Push(64)
“Sorry you had to see that,” I say, offering him a chance to answer my questions without actually having to ask them.
“I didn’t see any of it.”
“Oh.” Perhaps feigning innocence will save me. He looks almost disappointed that I don’t remember more.
“I had a job to finish last night, and I couldn’t walk away. Despite how much I wanted to.” He runs his fingers through his hair and leans forward on the chair. “You were completely fucked up. I should have been watching you more. I should have been paying better attention to how much you were drinking. I don’t know what I was thinking.”
“I’m a big girl, David. I should have been watching all that for myself. But I was having so much fun. I’m sorry if I embarrassed you or made things awkward between us. Or between you and your friends.”
“You don’t have to be sorry. Or embarrassed,” he says with a look of confusion on his face. “What do you remember?”
“I remember Matt.” There. I said it. It feels like a confessional.
David stands up and walks over to the bed. He sits on the edge and runs his fingers across my forehead and through my hair.
“Yeah? Well, he’s the one that got to see all your impressive regurgitation. He’s the one that brought you home.”
“What? Why? I don’t understand.” And I don’t. I am so confused. Last night I learned they know each other, but obviously they are better friends than I thought.
He must see how utterly perplexed I am. “Matt is a friend, Emma. He has been for a while. I told you that last night, and I told you why I hadn’t mentioned it before. He’s the only one I could trust to get you home when I couldn’t. I called him, he came, and he took care of you. He told me how completely messed up you were.”
“What else did he tell you?” I can’t look at David’s eyes. It hurts.
“I’m not sure you want to know.” I’m not sure I want to know either.
“Please,” I say. “Before I see him at work, I need to know. That is if they don’t fire me for not calling off today.”
“Matt took care of it, so no worries there.”
“That’s way too nice of him. I don’t deserve it.” I wait a few seconds for David to tell me more about last night, but when he doesn’t offer it up, I ask again. “So, are you going to tell me or not?” He inhales sharply and looks as if he’s collecting his thoughts, deciding what he should, and shouldn’t, tell me. I still can’t look at him.
“Short story is you wiped the floor clean with your pretty ass, and I couldn’t get you back up. Carl was breathing down my neck to finish the game, so I called Matt and asked him to come get you. When he got there, we roused you, put you in the car, and Matt took it from there. I wound up with the rest of Carl’s money, finished my job, packed up the place, and came home at four to find Matt crashed on the couch and you in my bed.” He stops for a minute, pausing just long enough to put his hand on my chin and turn my face toward his. When I look at him I am wincing, scrunching up my face in preparation for the horribleness that is sure to come. I am dreading what he might say next, and my face is not squelching my feelings. I know he can read my worry like a book.
“When I woke Matt up to ask him how you were, he told me about the puking and about how he had to put you in the shower because you were covered in it. He said it was pretty bad.”
“Ugh,” I say, wondering how angry David really is, knowing that Matt put me in the shower and cleaned me up. He’s hiding it pretty well.
“I’m not mad at you, Emma, if that’s what you’re worried about. Everyone gets shit-faced sometimes. I’m not mad at Matt either. I trust that he didn’t do any of the creepy shit that my other asshole friends would have done with a drunk-as-fuck woman.
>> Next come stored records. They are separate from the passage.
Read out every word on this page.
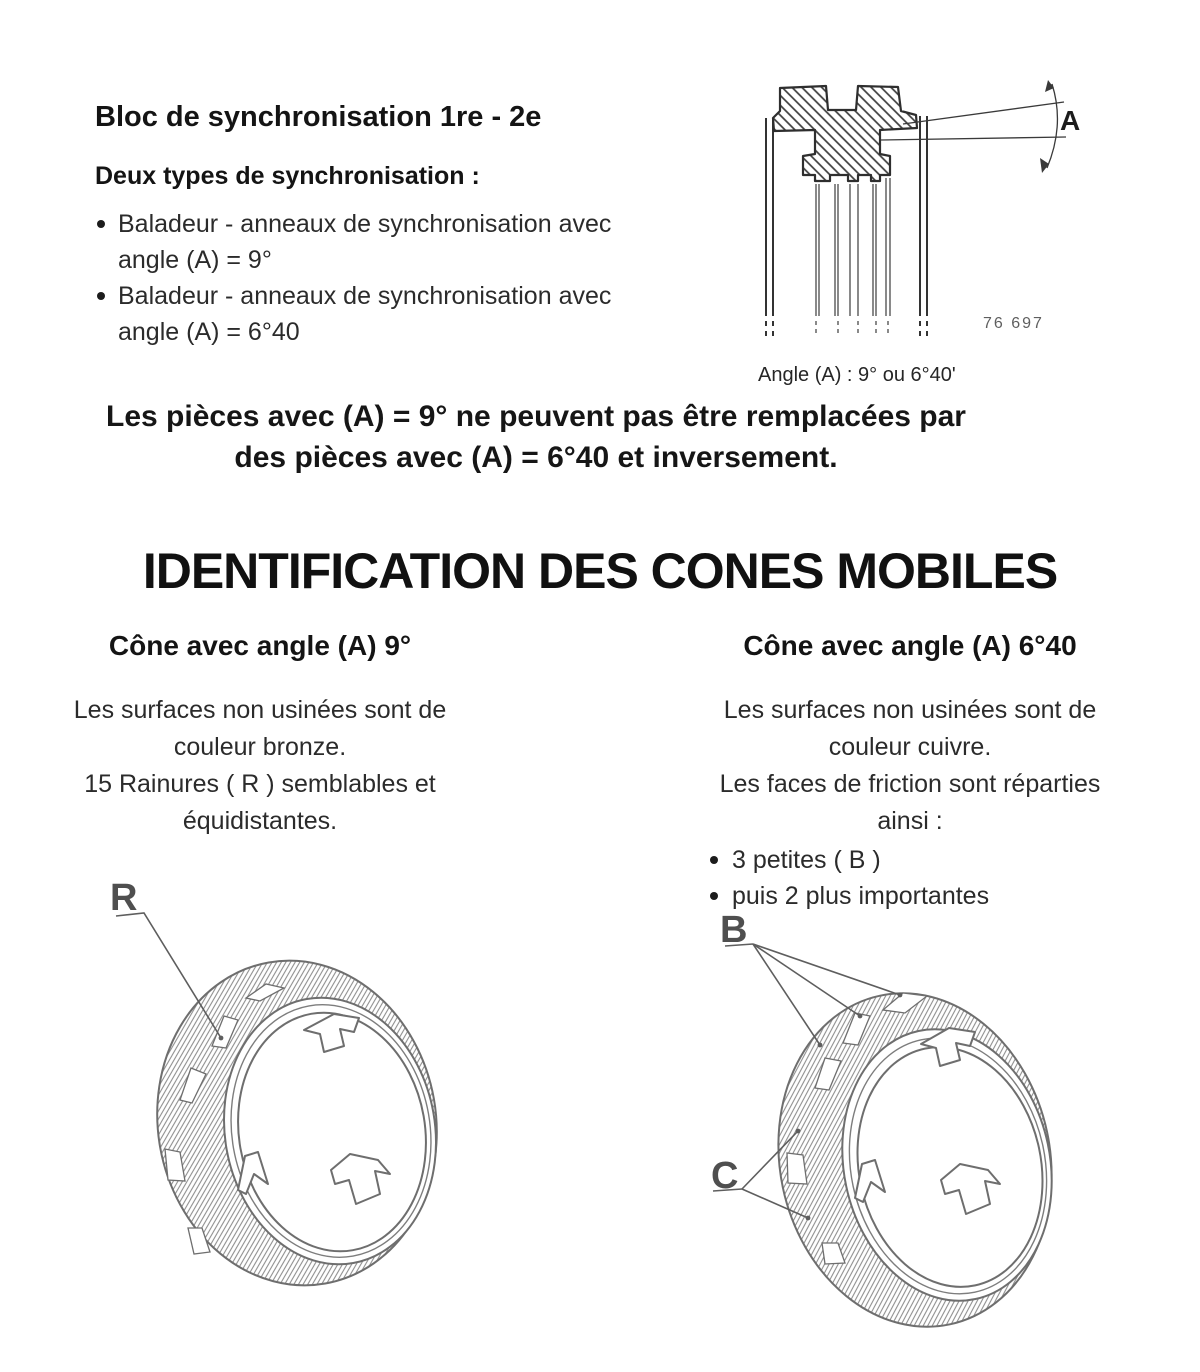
Bloc de synchronisation 1re - 2e
Deux types de synchronisation :
Baladeur - anneaux de synchronisation avec angle (A) = 9°
Baladeur - anneaux de synchronisation avec angle (A) = 6°40
A
76 697
Angle (A) : 9° ou 6°40'
Les pièces avec (A) = 9° ne peuvent pas être remplacées par
des pièces avec (A) = 6°40 et inversement.
IDENTIFICATION DES CONES MOBILES
Cône avec angle (A) 9°
Les surfaces non usinées sont de
couleur bronze.
15 Rainures ( R ) semblables et
équidistantes.
Cône avec angle (A) 6°40
Les surfaces non usinées sont de
couleur cuivre.
Les faces de friction sont réparties
ainsi :
3 petites ( B )
puis 2 plus importantes
R
B
C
When you see him at work tomorrow, you should thank him.” He is saying all this with a guarded face. I get the distinct feeling that I am missing something.
“There is something you aren’t telling me,” I say. “What is it?”
David sighs and bends down to plant a soft kiss on my lips. I try not to exhale because I don’t want him to smell my foul breath.
“I hated last night,” he says with both sadness and downright resentment. Oh, no. I suddenly want to kick myself for making him feel this way. “I hate that I watched you get so drunk. I hate that I couldn’t be the one to take care of you. I hate knowing that Matt probably saw you naked and now you have to work with him every day. I hate that I had to lie to you about knowing him. And I hate that the night after telling me about your warped-as-fuck stepfather, you were puking your guts out with no one but the douche bag to hold your hair.” Wow.